Dellecod Software

Breakthroughs Demand Risk Beyond the Comfortable

2026-01-20 23:06
Every once in a while, we come across a statistic that clarifies more in a sentence than a month of meetings. One of those is this: every year, of the 4,000 startups that seek venture funding, only 200 receive backing from top-tier venture capitalists. And of those, around 15 will grow into companies generating $100 million in revenue. Those 15 account for roughly 97% of the venture capital industry’s total returns.

We’ve seen this reality echoed in the startup landscape around us. Venture capital isn’t designed for predictability. It’s built for breakthroughs. The entire model leans hard on the long tail — the extraordinary few that are not just good but exceptional. Most bets don’t pan out. Even promising ideas with strong teams and decent traction can fail to make the leap. That’s not always a sign of poor execution. Sometimes it just means they weren’t one of the rare few.

This skew — where one company will return the entire fund and then some — changes the way VCs make decisions, and it should shape the way founders think about growth too. It also explains something subtle but important about the mentality behind high-stakes investing: it isn’t about avoiding risk, but about finding asymmetry. Losing small and occasionally winning big is the nature of the business.

At Dellecod, none of this feels theoretical. We’ve been part of conversations with peers where teams wrestled with impossible odds because they believed the upside justified the sacrifice. We’ve watched founders straddle the line between conviction and realism, aware that even with great traction, reaching the next milestone doesn’t guarantee a seat at the table. And yet, the pursuit remains worthwhile. Perhaps because the alternative — building what’s safe — usually isn’t what changes anything.

Venture capital’s structure has side effects. It rewards scale more than sustainability, speed over stability. It can pressure startups into chasing growth before they’ve nailed the fundamentals. But it also encourages an intensity that, when grounded in clarity, can lead to remarkable progress. The companies that do succeed at that scale rarely get there by doing what everyone else is doing.

This is why pattern recognition, as important as it is in venture circles, can also be misleading.
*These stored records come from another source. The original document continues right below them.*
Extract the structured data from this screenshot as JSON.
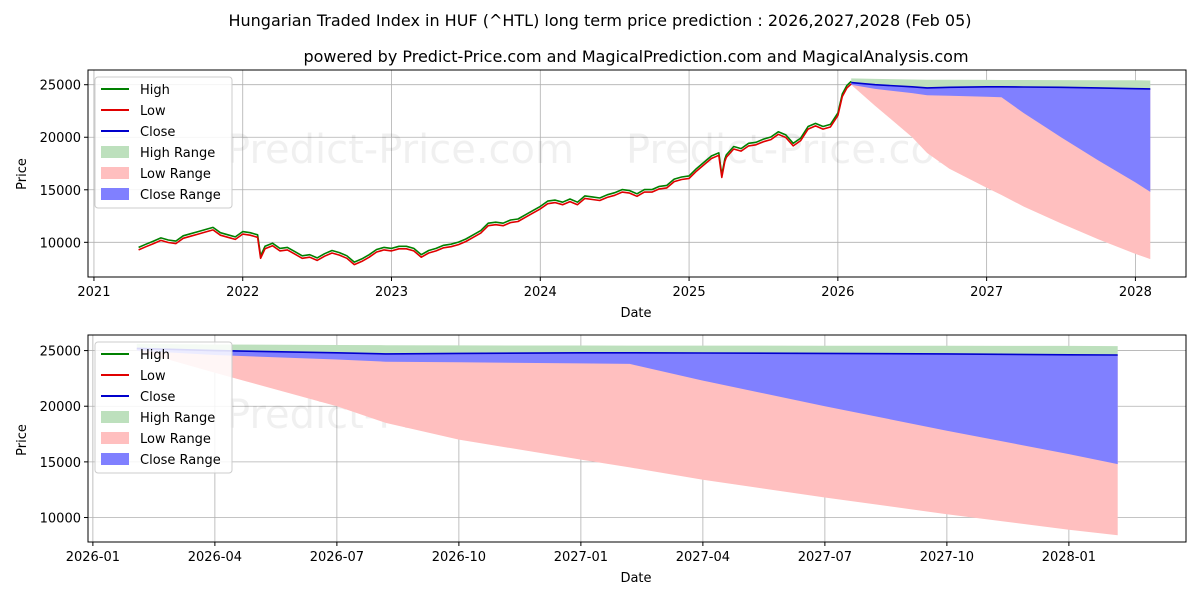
{
  "title": "Hungarian Traded Index in HUF (^HTL) long term price prediction : 2026,2027,2028 (Feb 05)",
  "subtitle": "powered by Predict-Price.com and MagicalPrediction.com and MagicalAnalysis.com",
  "watermark": "Predict-Price.com",
  "colors": {
    "high": "#008000",
    "low": "#e00000",
    "close": "#0000cc",
    "high_range": "#bde0bd",
    "low_range": "#ffbfbf",
    "close_range": "#8080ff",
    "grid": "#b0b0b0"
  },
  "chart_data": [
    {
      "type": "line",
      "id": "full",
      "xlabel": "Date",
      "ylabel": "Price",
      "xlim": [
        2020.96,
        2028.34
      ],
      "ylim": [
        6700,
        26400
      ],
      "x_ticks": [
        2021,
        2022,
        2023,
        2024,
        2025,
        2026,
        2027,
        2028
      ],
      "x_tick_labels": [
        "2021",
        "2022",
        "2023",
        "2024",
        "2025",
        "2026",
        "2027",
        "2028"
      ],
      "y_ticks": [
        10000,
        15000,
        20000,
        25000
      ],
      "y_tick_labels": [
        "10000",
        "15000",
        "20000",
        "25000"
      ],
      "grid": true,
      "legend_position": "top-left",
      "legend": [
        "High",
        "Low",
        "Close",
        "High Range",
        "Low Range",
        "Close Range"
      ],
      "history": {
        "x": [
          2021.3,
          2021.35,
          2021.4,
          2021.45,
          2021.5,
          2021.55,
          2021.6,
          2021.65,
          2021.7,
          2021.75,
          2021.8,
          2021.85,
          2021.9,
          2021.95,
          2022.0,
          2022.05,
          2022.1,
          2022.12,
          2022.15,
          2022.2,
          2022.25,
          2022.3,
          2022.35,
          2022.4,
          2022.45,
          2022.5,
          2022.55,
          2022.6,
          2022.65,
          2022.7,
          2022.75,
          2022.8,
          2022.85,
          2022.9,
          2022.95,
          2023.0,
          2023.05,
          2023.1,
          2023.15,
          2023.2,
          2023.25,
          2023.3,
          2023.35,
          2023.4,
          2023.45,
          2023.5,
          2023.55,
          2023.6,
          2023.65,
          2023.7,
          2023.75,
          2023.8,
          2023.85,
          2023.9,
          2023.95,
          2024.0,
          2024.05,
          2024.1,
          2024.15,
          2024.2,
          2024.25,
          2024.3,
          2024.35,
          2024.4,
          2024.45,
          2024.5,
          2024.55,
          2024.6,
          2024.65,
          2024.7,
          2024.75,
          2024.8,
          2024.85,
          2024.9,
          2024.95,
          2025.0,
          2025.05,
          2025.1,
          2025.15,
          2025.2,
          2025.22,
          2025.24,
          2025.25,
          2025.3,
          2025.35,
          2025.4,
          2025.45,
          2025.5,
          2025.55,
          2025.6,
          2025.65,
          2025.7,
          2025.75,
          2025.8,
          2025.85,
          2025.9,
          2025.95,
          2026.0,
          2026.03,
          2026.06,
          2026.09
        ],
        "close": [
          9400,
          9700,
          10000,
          10300,
          10100,
          10000,
          10500,
          10700,
          10900,
          11100,
          11300,
          10800,
          10600,
          10400,
          10900,
          10800,
          10600,
          8600,
          9500,
          9800,
          9300,
          9400,
          9000,
          8600,
          8700,
          8400,
          8800,
          9100,
          8900,
          8600,
          8000,
          8300,
          8700,
          9200,
          9400,
          9300,
          9500,
          9500,
          9300,
          8700,
          9100,
          9300,
          9600,
          9700,
          9900,
          10200,
          10600,
          11000,
          11700,
          11800,
          11700,
          12000,
          12100,
          12500,
          12900,
          13300,
          13800,
          13900,
          13700,
          14000,
          13700,
          14300,
          14200,
          14100,
          14400,
          14600,
          14900,
          14800,
          14500,
          14900,
          14900,
          15200,
          15300,
          15900,
          16100,
          16200,
          16900,
          17500,
          18100,
          18400,
          16300,
          17800,
          18200,
          19000,
          18800,
          19300,
          19400,
          19700,
          19900,
          20400,
          20100,
          19300,
          19800,
          20900,
          21200,
          20900,
          21100,
          22200,
          24000,
          24800,
          25200
        ]
      },
      "forecast": {
        "x": [
          2026.09,
          2026.25,
          2026.5,
          2026.6,
          2026.75,
          2027.0,
          2027.1,
          2027.25,
          2027.5,
          2027.75,
          2028.0,
          2028.1
        ],
        "close": [
          25200,
          25000,
          24800,
          24700,
          24750,
          24800,
          24800,
          24780,
          24750,
          24700,
          24620,
          24600
        ],
        "high_upper": [
          25600,
          25550,
          25500,
          25480,
          25470,
          25460,
          25450,
          25450,
          25440,
          25430,
          25420,
          25400
        ],
        "low_lower": [
          25000,
          23000,
          20000,
          18500,
          17000,
          15200,
          14500,
          13400,
          11800,
          10300,
          8900,
          8400
        ],
        "close_lower": [
          25000,
          24600,
          24200,
          24000,
          23950,
          23850,
          23800,
          22300,
          20000,
          17800,
          15700,
          14800
        ]
      }
    },
    {
      "type": "line",
      "id": "zoom",
      "xlabel": "Date",
      "ylabel": "Price",
      "xlim": [
        2025.99,
        2028.24
      ],
      "ylim": [
        7800,
        26400
      ],
      "x_ticks": [
        2026.0,
        2026.25,
        2026.5,
        2026.75,
        2027.0,
        2027.25,
        2027.5,
        2027.75,
        2028.0
      ],
      "x_tick_labels": [
        "2026-01",
        "2026-04",
        "2026-07",
        "2026-10",
        "2027-01",
        "2027-04",
        "2027-07",
        "2027-10",
        "2028-01"
      ],
      "y_ticks": [
        10000,
        15000,
        20000,
        25000
      ],
      "y_tick_labels": [
        "10000",
        "15000",
        "20000",
        "25000"
      ],
      "grid": true,
      "legend_position": "top-left",
      "legend": [
        "High",
        "Low",
        "Close",
        "High Range",
        "Low Range",
        "Close Range"
      ]
    }
  ]
}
It favors companies that look like others that have succeeded — but the next breakout probably won’t fit the mold. It might come from a team outside the valley. A category no one’s watching. A founder with an unconventional path. Venture capital, at its best, is about seeing potential where others see deviation.

One of the hardest things to make peace with as a founder is that effort and outcome are not perfectly correlated. You can work obsessively, build a strong team, listen to users, and still not make it into the 15. The odds are brutal, and nearly everyone knows it. But the outliers don’t come from nowhere. They come from people who cared deeply, worked with quiet intensity, and stayed focused long enough to break through.
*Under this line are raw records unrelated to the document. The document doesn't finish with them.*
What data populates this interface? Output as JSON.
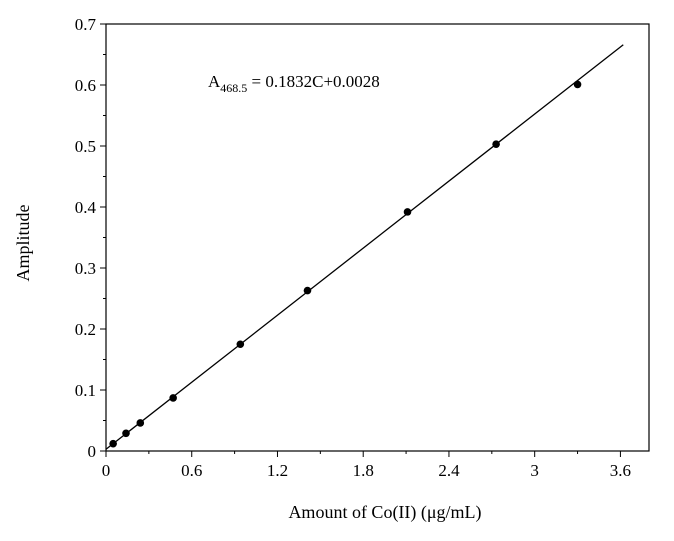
{
  "chart_data": {
    "type": "scatter",
    "title": "",
    "xlabel": "Amount of Co(II) (μg/mL)",
    "ylabel": "Amplitude",
    "xlim": [
      0,
      3.8
    ],
    "ylim": [
      0,
      0.7
    ],
    "x_ticks": [
      0,
      0.6,
      1.2,
      1.8,
      2.4,
      3,
      3.6
    ],
    "x_tick_labels": [
      "0",
      "0.6",
      "1.2",
      "1.8",
      "2.4",
      "3",
      "3.6"
    ],
    "y_ticks": [
      0,
      0.1,
      0.2,
      0.3,
      0.4,
      0.5,
      0.6,
      0.7
    ],
    "y_tick_labels": [
      "0",
      "0.1",
      "0.2",
      "0.3",
      "0.4",
      "0.5",
      "0.6",
      "0.7"
    ],
    "grid": false,
    "legend": "none",
    "annotation": {
      "symbol": "A",
      "subscript": "468.5",
      "rest": " = 0.1832C+0.0028"
    },
    "fit": {
      "slope": 0.1832,
      "intercept": 0.0028,
      "x_range": [
        0,
        3.62
      ]
    },
    "series": [
      {
        "x": [
          0.05,
          0.14,
          0.24,
          0.47,
          0.94,
          1.41,
          2.11,
          2.73,
          3.3
        ],
        "y": [
          0.012,
          0.029,
          0.046,
          0.087,
          0.175,
          0.263,
          0.392,
          0.503,
          0.601
        ]
      }
    ]
  }
}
We try to keep that in mind as we build. Not every product needs to be a rocket ship. Not every team wants to swing for the fences. But if you’re in this game — really in it — then you already understand that mediocrity is the most expensive option. Playing safe doesn’t protect you. It just guarantees you won’t be one of the few who break through.

The feast-or-famine nature of venture capital isn’t for everyone. But for those who choose it, it’s a signal to aim much higher than comfort suggests — and to make peace with the fact that the only path to extraordinary is through uncertainty.